Rashad: I'm a chef and have a catering company in New York City. I help amplify company’s brands through food with creative cooking. With COVID happening last year, I thought about a pivot and doing this adventure thing with Ron.
"Disconnect to reconnect. When I go outside, I come back as a better person." - Rashad Frazier
Shequeita: I’ve spent the last 17 years of my career in retail, on the buying and planning side. Right now, I’m currently at Nike but have always had an entrepreneurial spirit. My passion is in strategy and making sure that three to five years down the road we have sustainable business strategies in place.
What has been the more inspiring and stunning place you’ve visited?
Rashad: My favorite was hitting a place in Northern Arizona outside of Flagstaff, part of Lake Powell. You can’t really maneuver it the traditional way, but if you can navigate those routes you can get to some epic stuff. Like this manmade lake that has these really crazy funky rock formations. So doing stuff like that shows you it might be a little hard work to get here but the reward is so worth it.
Ron: This summer in Colorado, I was coming back from Oregon heading east with my two boys––they were seven and four then. We did some of the Alpine Loop and to be in some of those big, big mountains and to have my two sons with me was just a transformational moment. They were a part of the adventure, and part of the fun was they were helping to choose the route and the itinerary.
Black and brown folks have such a complicated relationship with America’s land. Is there any educational aspect of the trip where folks can learn more about the land they’re occupying?

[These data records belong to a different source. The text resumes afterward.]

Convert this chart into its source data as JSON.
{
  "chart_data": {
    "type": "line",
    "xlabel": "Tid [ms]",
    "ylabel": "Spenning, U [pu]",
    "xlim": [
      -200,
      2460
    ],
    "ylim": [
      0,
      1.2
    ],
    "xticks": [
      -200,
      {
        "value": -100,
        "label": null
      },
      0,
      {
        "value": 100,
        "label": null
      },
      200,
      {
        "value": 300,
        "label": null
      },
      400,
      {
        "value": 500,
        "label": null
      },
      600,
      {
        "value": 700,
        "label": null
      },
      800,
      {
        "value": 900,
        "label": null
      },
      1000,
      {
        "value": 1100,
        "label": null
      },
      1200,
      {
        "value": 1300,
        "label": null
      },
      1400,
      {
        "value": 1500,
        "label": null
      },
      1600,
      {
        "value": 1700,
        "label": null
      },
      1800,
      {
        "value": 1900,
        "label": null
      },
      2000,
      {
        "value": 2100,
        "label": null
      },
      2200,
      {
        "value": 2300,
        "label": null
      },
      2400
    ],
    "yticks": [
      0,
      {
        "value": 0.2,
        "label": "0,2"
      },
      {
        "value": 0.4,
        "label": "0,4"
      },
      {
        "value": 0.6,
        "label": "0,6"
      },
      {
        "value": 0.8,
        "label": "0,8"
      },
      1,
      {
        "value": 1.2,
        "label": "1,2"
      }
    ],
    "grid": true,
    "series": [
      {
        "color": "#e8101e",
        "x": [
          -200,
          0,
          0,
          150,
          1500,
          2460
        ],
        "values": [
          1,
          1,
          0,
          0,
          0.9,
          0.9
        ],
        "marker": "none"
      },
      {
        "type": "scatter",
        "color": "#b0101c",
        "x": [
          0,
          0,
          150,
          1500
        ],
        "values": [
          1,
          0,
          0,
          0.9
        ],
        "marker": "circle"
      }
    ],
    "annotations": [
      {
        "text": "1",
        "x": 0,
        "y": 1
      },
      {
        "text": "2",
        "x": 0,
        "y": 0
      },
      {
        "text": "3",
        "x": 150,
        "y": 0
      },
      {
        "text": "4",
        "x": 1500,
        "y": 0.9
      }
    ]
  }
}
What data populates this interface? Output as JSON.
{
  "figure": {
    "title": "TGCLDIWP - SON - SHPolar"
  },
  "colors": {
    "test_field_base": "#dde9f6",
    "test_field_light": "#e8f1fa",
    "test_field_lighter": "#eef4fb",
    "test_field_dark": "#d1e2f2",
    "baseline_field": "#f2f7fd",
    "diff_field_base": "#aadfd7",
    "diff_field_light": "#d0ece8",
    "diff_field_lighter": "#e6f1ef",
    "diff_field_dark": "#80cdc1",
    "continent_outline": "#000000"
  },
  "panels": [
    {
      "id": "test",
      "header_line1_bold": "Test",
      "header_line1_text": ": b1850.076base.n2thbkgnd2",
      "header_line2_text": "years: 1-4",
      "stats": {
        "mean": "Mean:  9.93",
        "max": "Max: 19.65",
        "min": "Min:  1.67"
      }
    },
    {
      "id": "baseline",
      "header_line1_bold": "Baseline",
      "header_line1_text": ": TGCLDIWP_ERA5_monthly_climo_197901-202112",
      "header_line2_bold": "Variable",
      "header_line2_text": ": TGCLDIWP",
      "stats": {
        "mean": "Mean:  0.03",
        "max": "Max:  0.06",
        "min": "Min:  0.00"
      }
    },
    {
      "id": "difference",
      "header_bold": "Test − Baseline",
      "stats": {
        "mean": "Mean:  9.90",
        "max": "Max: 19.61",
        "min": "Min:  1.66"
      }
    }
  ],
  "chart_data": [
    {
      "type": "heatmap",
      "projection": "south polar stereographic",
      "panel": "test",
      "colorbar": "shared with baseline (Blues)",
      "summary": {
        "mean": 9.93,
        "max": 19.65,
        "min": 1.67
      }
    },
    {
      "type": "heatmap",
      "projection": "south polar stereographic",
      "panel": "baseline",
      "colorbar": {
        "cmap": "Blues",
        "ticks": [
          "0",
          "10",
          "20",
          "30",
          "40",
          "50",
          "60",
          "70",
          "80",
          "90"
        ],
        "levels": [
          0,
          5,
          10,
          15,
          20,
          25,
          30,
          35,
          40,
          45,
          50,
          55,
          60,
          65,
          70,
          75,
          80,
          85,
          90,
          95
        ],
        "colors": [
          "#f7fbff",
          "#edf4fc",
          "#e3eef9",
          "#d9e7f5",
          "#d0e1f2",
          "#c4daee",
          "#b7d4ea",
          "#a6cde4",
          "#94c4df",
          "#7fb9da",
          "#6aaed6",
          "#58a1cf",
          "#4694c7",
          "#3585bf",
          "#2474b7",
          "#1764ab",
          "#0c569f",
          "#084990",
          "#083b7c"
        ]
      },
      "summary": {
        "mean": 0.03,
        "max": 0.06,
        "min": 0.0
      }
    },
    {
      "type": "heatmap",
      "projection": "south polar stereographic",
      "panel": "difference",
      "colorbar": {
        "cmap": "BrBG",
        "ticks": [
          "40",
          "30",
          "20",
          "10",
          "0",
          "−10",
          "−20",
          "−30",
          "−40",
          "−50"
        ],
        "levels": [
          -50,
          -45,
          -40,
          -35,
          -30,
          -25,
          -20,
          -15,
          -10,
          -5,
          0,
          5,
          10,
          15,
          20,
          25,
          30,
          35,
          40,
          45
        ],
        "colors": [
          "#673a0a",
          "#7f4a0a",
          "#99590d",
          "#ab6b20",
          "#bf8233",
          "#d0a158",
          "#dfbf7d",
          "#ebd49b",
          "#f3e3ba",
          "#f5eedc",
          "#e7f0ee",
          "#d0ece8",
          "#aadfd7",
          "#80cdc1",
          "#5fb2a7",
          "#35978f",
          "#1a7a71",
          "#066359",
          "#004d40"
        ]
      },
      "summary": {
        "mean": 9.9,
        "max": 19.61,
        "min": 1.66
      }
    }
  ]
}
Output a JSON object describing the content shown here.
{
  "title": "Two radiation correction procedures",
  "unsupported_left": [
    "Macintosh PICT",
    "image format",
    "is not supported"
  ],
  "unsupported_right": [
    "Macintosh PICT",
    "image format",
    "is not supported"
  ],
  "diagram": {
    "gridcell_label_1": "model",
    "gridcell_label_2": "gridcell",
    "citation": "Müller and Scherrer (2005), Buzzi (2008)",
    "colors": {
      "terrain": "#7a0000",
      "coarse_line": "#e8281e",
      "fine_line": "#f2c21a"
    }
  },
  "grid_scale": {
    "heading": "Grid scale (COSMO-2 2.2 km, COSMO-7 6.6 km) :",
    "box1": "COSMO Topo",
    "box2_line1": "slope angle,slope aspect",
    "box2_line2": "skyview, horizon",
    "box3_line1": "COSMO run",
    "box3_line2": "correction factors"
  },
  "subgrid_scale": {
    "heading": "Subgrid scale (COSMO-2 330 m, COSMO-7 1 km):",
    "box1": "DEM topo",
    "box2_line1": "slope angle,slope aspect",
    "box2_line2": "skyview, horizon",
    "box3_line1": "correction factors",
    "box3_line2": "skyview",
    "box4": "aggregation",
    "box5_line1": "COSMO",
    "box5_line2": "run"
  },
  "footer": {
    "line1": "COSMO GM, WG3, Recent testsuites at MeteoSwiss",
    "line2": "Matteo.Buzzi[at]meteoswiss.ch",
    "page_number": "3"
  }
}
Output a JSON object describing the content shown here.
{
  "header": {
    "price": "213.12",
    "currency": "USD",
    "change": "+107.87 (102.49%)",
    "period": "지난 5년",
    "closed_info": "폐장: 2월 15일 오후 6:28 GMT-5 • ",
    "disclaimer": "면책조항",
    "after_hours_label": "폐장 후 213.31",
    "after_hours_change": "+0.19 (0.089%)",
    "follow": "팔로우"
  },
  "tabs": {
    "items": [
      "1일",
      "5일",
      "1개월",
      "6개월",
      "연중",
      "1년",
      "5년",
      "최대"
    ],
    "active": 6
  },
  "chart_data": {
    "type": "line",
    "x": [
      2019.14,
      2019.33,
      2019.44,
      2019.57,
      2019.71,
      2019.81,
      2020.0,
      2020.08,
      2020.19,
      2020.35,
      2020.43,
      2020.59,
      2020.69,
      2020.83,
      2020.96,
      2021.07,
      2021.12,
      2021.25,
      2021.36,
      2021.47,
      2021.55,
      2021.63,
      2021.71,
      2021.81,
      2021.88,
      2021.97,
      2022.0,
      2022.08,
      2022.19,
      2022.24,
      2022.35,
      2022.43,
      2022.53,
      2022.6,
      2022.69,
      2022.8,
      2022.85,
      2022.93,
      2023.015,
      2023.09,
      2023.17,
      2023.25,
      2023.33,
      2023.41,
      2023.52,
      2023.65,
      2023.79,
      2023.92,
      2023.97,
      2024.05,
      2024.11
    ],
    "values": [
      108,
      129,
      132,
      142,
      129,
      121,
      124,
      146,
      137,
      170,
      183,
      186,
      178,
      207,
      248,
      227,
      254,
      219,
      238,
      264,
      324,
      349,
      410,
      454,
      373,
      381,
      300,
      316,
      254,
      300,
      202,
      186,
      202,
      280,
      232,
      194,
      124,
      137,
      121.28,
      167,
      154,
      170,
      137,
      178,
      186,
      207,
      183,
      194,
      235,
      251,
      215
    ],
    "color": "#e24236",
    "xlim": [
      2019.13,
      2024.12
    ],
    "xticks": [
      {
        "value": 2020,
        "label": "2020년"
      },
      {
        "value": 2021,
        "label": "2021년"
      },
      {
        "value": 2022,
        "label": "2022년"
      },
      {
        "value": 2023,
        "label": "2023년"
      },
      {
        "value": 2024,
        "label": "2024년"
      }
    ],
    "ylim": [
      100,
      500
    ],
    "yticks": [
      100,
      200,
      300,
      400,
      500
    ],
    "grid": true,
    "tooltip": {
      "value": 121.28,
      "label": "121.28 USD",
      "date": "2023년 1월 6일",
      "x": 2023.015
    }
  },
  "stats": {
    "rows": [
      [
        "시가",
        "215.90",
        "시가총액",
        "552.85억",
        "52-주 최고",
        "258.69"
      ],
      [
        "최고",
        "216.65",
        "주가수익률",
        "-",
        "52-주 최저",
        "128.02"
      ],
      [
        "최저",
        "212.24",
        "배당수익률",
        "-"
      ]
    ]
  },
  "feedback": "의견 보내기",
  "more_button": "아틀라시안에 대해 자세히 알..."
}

Ron: We envisioned this from the start to be about community. Just like there are rules in your community there are rules in these communities, and we have to be respectful of that. We also want to make it so that we can all continue to enjoy these spaces. Period.
We want our folks to also learn by getting some muscle memory by getting out there using your hands and feet and hopefully you learn some good lessons that you can apply either in your own community or if you go out camping with your friends and family.
Nature can be a great teacher. What is the greatest lesson that you’ve learned from being out in nature?
Rashad: Disconnect to reconnect. When I go outside, I come back as a better person. Having that time to be fully present and focus on what’s in front of you, you really get to come back more balanced. It’s an energy that you can’t get anywhere else.
Shequeita: It’s just a stark contrast from the day-to-day—we’re always in a rush and have things we want to accomplish. But when you’re there nothing is a rush and yet you’ve accomplished everything. You start thinking things through in a different capacity because you have the space and energy to do it. It’s the no hurry zone, yet I can still get stuff done.
What advice do you have for folks who want to start to experience the outdoors but not sure what to do or might be a little scared?
Ron: Just go! Don’t overthink it. Start with a small walk or a hike.
Rashad: Do it on your own terms with no ego or bravo.
Shequeita: Tell them about me!
How can folks get involved and learn more about the amazing things Camp Yoshi has coming up?
Rashad: I would highly suggest folks subscribe to our newsletter ASAP because we’re going to release our 2022 schedule in the coming months.
Shequeita: And we’re almost tripling the number of trips! The other thing is that we’re going to have to expand the team. People of color, and even allies in the space, that experts in the outdoor space, hit us up. We’re looking for people to partner with and to join us, especially people of color and women.